Creative optimization strategies in mobile advertising continued to diverge between gaming and non-gaming apps in 2025, according to AppsFlyer’s recent analysis of 1.1 million video creative variations, $2.4 billion in ad spend, and data from 1,300 apps. The findings show growing creative volume, shifting spend concentration, and clear performance gaps tied to motivation, hooks, and media channels.
In 2025, the top 2% of gaming creatives accounted for 53% of total ad spend, down from 56% a year earlier, AppsFlyer finds. Non-gaming apps showed an even more distributed approach, with the top 2% capturing 43% of spend, compared to 47% previously. The 10-point gap between gaming and non-gaming highlights distinct strategies: gaming advertisers continue to scale proven winners aggressively, while non-gaming advertisers spread budgets across a wider creative mix to mitigate fatigue and reach broader audiences.
Creative output continued to grow, but unevenly across categories. Non-gaming apps increased creative production by 18% year over year, outpacing gaming by a wide margin. Non-gaming advertisers spending $7 million or more per quarter averaged 2,365 creative variations per quarter, growing 80% faster than gaming at comparable spend levels.
Gaming apps at the same spend tier still led in absolute volume, averaging 2,743 creatives per quarter, but growth slowed significantly. High-spend gaming apps ($1M+ per quarter) increased creative output by just 8% YoY, while lower-spending gaming apps saw a 3% decline, suggesting operational limits and a shift toward optimization over expansion.
Across verticals, retention data consistently pointed to underfunded but high-performing creative themes. In dating apps, creatives focused on “Finding a Serious Relationship” delivered 15% higher Day 7 retention than casual dating messaging, despite receiving less budget and lower creative coverage.

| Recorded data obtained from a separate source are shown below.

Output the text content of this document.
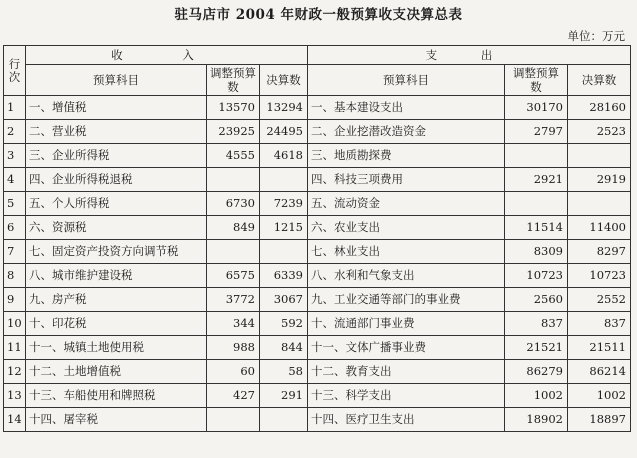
驻马店市 2004 年财政一般预算收支决算总表
单位：万元
行次	收 入			支 出		
	预算科目	调整预算数	决算数	预算科目	调整预算数	决算数
1	一、增值税	13570	13294	一、基本建设支出	30170	28160
2	二、营业税	23925	24495	二、企业挖潜改造资金	2797	2523
3	三、企业所得税	4555	4618	三、地质勘探费		
4	四、企业所得税退税			四、科技三项费用	2921	2919
5	五、个人所得税	6730	7239	五、流动资金		
6	六、资源税	849	1215	六、农业支出	11514	11400
7	七、固定资产投资方向调节税			七、林业支出	8309	8297
8	八、城市维护建设税	6575	6339	八、水利和气象支出	10723	10723
9	九、房产税	3772	3067	九、工业交通等部门的事业费	2560	2552
10	十、印花税	344	592	十、流通部门事业费	837	837
11	十一、城镇土地使用税	988	844	十一、文体广播事业费	21521	21511
12	十二、土地增值税	60	58	十二、教育支出	86279	86214
13	十三、车船使用和牌照税	427	291	十三、科学支出	1002	1002
14	十四、屠宰税			十四、医疗卫生支出	18902	18897
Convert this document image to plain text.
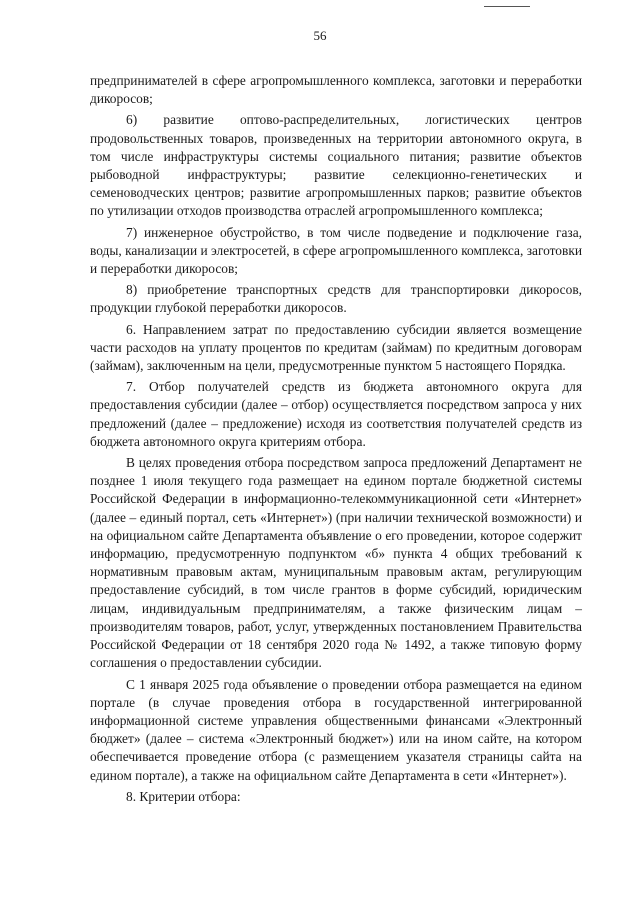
56

предпринимателей в сфере агропромышленного комплекса, заготовки и переработки дикоросов;

6) развитие оптово-распределительных, логистических центров продовольственных товаров, произведенных на территории автономного округа, в том числе инфраструктуры системы социального питания; развитие объектов рыбоводной инфраструктуры; развитие селекционно-генетических и семеноводческих центров; развитие агропромышленных парков; развитие объектов по утилизации отходов производства отраслей агропромышленного комплекса;

7) инженерное обустройство, в том числе подведение и подключение газа, воды, канализации и электросетей, в сфере агропромышленного комплекса, заготовки и переработки дикоросов;

8) приобретение транспортных средств для транспортировки дикоросов, продукции глубокой переработки дикоросов.

6. Направлением затрат по предоставлению субсидии является возмещение части расходов на уплату процентов по кредитам (займам) по кредитным договорам (займам), заключенным на цели, предусмотренные пунктом 5 настоящего Порядка.

7. Отбор получателей средств из бюджета автономного округа для предоставления субсидии (далее – отбор) осуществляется посредством запроса у них предложений (далее – предложение) исходя из соответствия получателей средств из бюджета автономного округа критериям отбора.

В целях проведения отбора посредством запроса предложений Департамент не позднее 1 июля текущего года размещает на едином портале бюджетной системы Российской Федерации в информационно-телекоммуникационной сети «Интернет» (далее – единый портал, сеть «Интернет») (при наличии технической возможности) и на официальном сайте Департамента объявление о его проведении, которое содержит информацию, предусмотренную подпунктом «б» пункта 4 общих требований к нормативным правовым актам, муниципальным правовым актам, регулирующим предоставление субсидий, в том числе грантов в форме субсидий, юридическим лицам, индивидуальным предпринимателям, а также физическим лицам – производителям товаров, работ, услуг, утвержденных постановлением Правительства Российской Федерации от 18 сентября 2020 года № 1492, а также типовую форму соглашения о предоставлении субсидии.

С 1 января 2025 года объявление о проведении отбора размещается на едином портале (в случае проведения отбора в государственной интегрированной информационной системе управления общественными финансами «Электронный бюджет» (далее – система «Электронный бюджет») или на ином сайте, на котором обеспечивается проведение отбора (с размещением указателя страницы сайта на едином портале), а также на официальном сайте Департамента в сети «Интернет»).

8. Критерии отбора:
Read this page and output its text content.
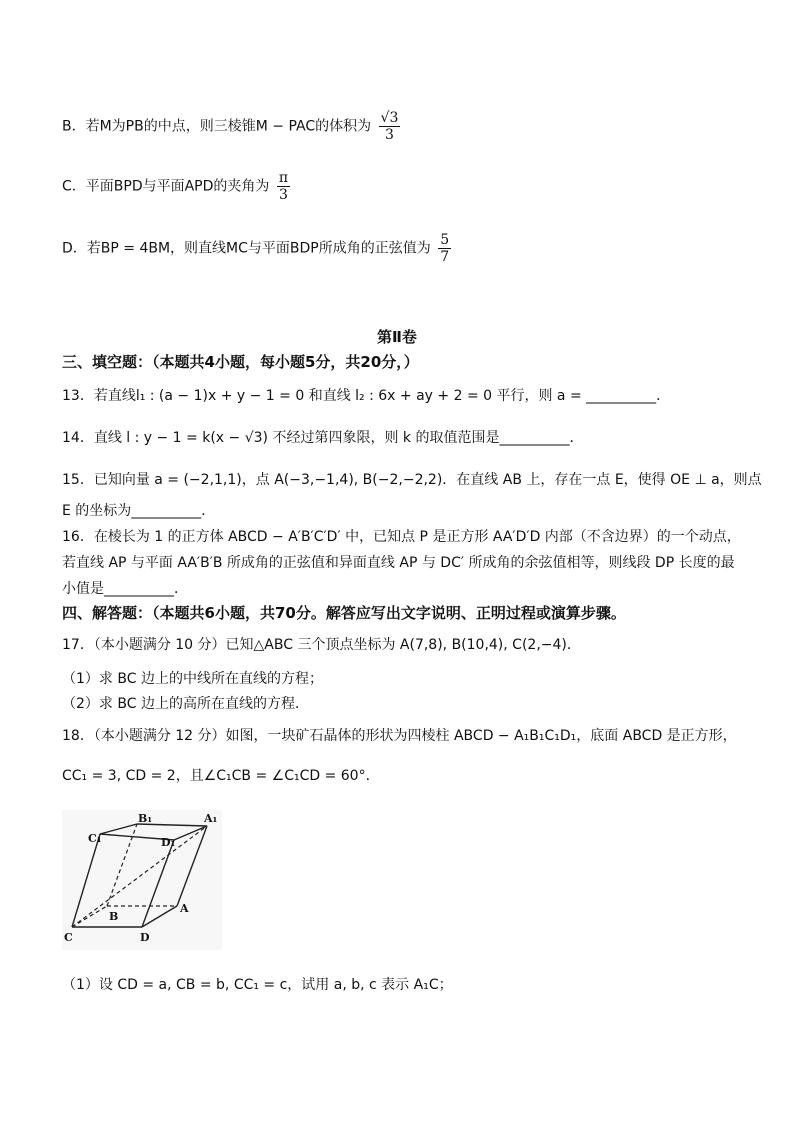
B．若M为PB的中点，则三棱锥M − PAC的体积为 $\frac{√3}{3}$
C．平面BPD与平面APD的夹角为 $\frac{\pi}{3}$
D．若BP = 4BM，则直线MC与平面BDP所成角的正弦值为 $\frac{5}{7}$
第Ⅱ卷
三、填空题：（本题共4小题，每小题5分，共20分，）
13．若直线l₁ : (a − 1)x + y − 1 = 0 和直线 l₂ : 6x + ay + 2 = 0 平行，则 a = __________．
14．直线 l : y − 1 = k(x − √3) 不经过第四象限，则 k 的取值范围是__________．
15．已知向量 a = (−2,1,1)，点 A(−3,−1,4), B(−2,−2,2)．在直线 AB 上，存在一点 E，使得 OE ⊥ a，则点
E 的坐标为__________．
16．在棱长为 1 的正方体 ABCD − A′B′C′D′ 中，已知点 P 是正方形 AA′D′D 内部（不含边界）的一个动点，
若直线 AP 与平面 AA′B′B 所成角的正弦值和异面直线 AP 与 DC′ 所成角的余弦值相等，则线段 DP 长度的最
小值是__________．
四、解答题：（本题共6小题，共70分。解答应写出文字说明、正明过程或演算步骤。
17．（本小题满分 10 分）已知△ABC 三个顶点坐标为 A(7,8), B(10,4), C(2,−4)．
（1）求 BC 边上的中线所在直线的方程；
（2）求 BC 边上的高所在直线的方程．
18．（本小题满分 12 分）如图，一块矿石晶体的形状为四棱柱 ABCD − A₁B₁C₁D₁，底面 ABCD 是正方形，
CC₁ = 3, CD = 2，且∠C₁CB = ∠C₁CD = 60°．
B₁	A₁
C₁	D₁
B
A
C	D
（1）设 CD = a, CB = b, CC₁ = c，试用 a, b, c 表示 A₁C；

In finance apps, Instant Gratification hooks received roughly 2x more spend on DSPs than on Social & Search, yet DSP traffic delivered 17% higher Day 7 retention, indicating stronger long-term value despite similar acquisition messaging.
Channel-specific performance differences were pronounced in gaming. For casual games, “Pure Success” endings generated 33% higher IPM on ad networks, while on Social & Search platforms, “Pure Failure” narratives outperformed by 65% IPM, reversing conventional assumptions and underscoring the need for platform-specific creative strategies.
In hypercasual games, Challenge-driven creatives delivered 2.2x to 2.5x higher Day 7 retention than Excitement-based creatives across channels, even though Excitement continued to dominate spend due to higher install efficiency.
Celebrity-led creatives showed some of the largest mismatches between spend and results. In mid-core gaming, TV personalities delivered 2x the IPM of movie stars, while music artists led retention, yet over 90% of celebrity budgets were allocated to movie stars. Similar patterns appeared in non-gaming apps, where social media influencers and TV figures outperformed pop stars on retention but received significantly smaller shares of spend.
The 2025 data suggests mobile advertisers are gradually moving away from extreme spend concentration and toward broader creative experimentation. While gaming remains more performance-driven—with over half of spend still flowing to the top 2% of creatives—non-gaming apps are scaling output faster and testing more aggressively.
Across categories, the data points to a common conclusion: creative volume alone is no longer the bottleneck. Advertisers that align spend with retention-driving motivations, adapt narratives by channel, and rebalance budgets toward underutilized high-performing formats are better positioned to compete as creative saturation continues to rise.